Chłoniaki agresywne z komórek B z podwójną/potrójną translokacją – double/triple hit lymphoma

Large B-cell lymphoma with cytogenetically detected rearrangement and/or increased copy number of MYC, BCL2, and/or BCL6 are frequently termed double/triple hit lymphoma (DHL/THL) due to molecular, biologic, and clinical similarities. In particular, patient outcome after standard therapy is disappointing; there is a high risk of central nervous system involvement, and resistance to second-line treatment in case of recurrent or progressive disease. DHL/THL are not recognized as a separate diagnostic entity, and should be diagnosed within the category of B-cell lymphoma unclassifiable, with features intermediate between diffuse large B-cell lymphoma and Burkitt lymphoma (BCLU).

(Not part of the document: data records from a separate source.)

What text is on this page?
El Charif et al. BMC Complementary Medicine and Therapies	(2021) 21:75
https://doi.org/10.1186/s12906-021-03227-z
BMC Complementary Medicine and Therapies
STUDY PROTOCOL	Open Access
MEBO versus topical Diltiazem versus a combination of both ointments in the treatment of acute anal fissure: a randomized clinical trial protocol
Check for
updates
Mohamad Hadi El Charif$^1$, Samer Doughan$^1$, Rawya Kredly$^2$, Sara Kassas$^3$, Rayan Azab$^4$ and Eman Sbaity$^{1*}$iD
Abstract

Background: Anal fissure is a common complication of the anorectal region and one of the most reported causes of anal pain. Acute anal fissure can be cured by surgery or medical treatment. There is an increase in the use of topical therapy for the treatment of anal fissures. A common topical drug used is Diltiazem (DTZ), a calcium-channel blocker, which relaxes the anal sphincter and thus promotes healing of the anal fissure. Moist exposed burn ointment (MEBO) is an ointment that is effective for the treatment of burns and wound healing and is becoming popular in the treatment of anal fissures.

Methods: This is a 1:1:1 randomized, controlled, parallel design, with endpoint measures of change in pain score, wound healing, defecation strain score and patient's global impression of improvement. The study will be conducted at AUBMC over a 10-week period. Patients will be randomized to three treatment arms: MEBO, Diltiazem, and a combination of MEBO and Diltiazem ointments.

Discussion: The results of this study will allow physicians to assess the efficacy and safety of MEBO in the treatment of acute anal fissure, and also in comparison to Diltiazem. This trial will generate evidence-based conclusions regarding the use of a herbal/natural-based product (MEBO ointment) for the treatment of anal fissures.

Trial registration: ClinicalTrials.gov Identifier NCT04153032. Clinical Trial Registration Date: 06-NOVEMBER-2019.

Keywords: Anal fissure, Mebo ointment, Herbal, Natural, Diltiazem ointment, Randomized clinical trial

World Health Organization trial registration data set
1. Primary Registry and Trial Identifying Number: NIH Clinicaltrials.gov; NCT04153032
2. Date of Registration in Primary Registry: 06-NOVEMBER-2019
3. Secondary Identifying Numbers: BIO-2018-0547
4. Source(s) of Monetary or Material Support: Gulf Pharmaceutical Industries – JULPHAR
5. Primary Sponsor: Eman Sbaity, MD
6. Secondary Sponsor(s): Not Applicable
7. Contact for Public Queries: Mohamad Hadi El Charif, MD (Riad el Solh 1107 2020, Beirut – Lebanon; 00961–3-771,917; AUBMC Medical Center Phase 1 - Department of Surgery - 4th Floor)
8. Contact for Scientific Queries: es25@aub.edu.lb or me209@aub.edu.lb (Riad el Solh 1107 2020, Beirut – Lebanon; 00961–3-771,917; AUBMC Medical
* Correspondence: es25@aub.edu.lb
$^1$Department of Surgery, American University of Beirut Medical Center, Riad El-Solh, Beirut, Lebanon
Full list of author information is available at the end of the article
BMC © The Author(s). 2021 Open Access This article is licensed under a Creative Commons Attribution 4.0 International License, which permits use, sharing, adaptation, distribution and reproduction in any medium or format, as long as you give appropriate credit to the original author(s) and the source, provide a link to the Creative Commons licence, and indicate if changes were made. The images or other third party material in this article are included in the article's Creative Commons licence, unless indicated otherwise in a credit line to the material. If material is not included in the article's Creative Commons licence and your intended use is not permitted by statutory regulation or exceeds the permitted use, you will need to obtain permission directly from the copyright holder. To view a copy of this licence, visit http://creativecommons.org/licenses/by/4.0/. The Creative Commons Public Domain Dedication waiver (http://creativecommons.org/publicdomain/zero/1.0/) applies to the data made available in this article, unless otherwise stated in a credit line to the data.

In majority of cases, DHL/THL display molecular and phenotypic features of GCB (germinal center B-cell-like) cell of origin. There is also a distinct group of large B-cell lymphoma with overexpression of MYC (usually ≥40% cells positive), BCL2, and/or BCL6 (usually ≥50–70% cells positive), called double expressor (DE). These cases are in majority derived from non-GCB/ABC cell of origin. Similar to the DHL, prognosis in DE is poor, and second-line therapy in case of relapse or progression is unsuccessful. Limited, available clinical data suggest that a standard immunochemotherapy R-CHOP is unacceptable for both DHL and DE, and new approaches to therapy and new drugs are needed.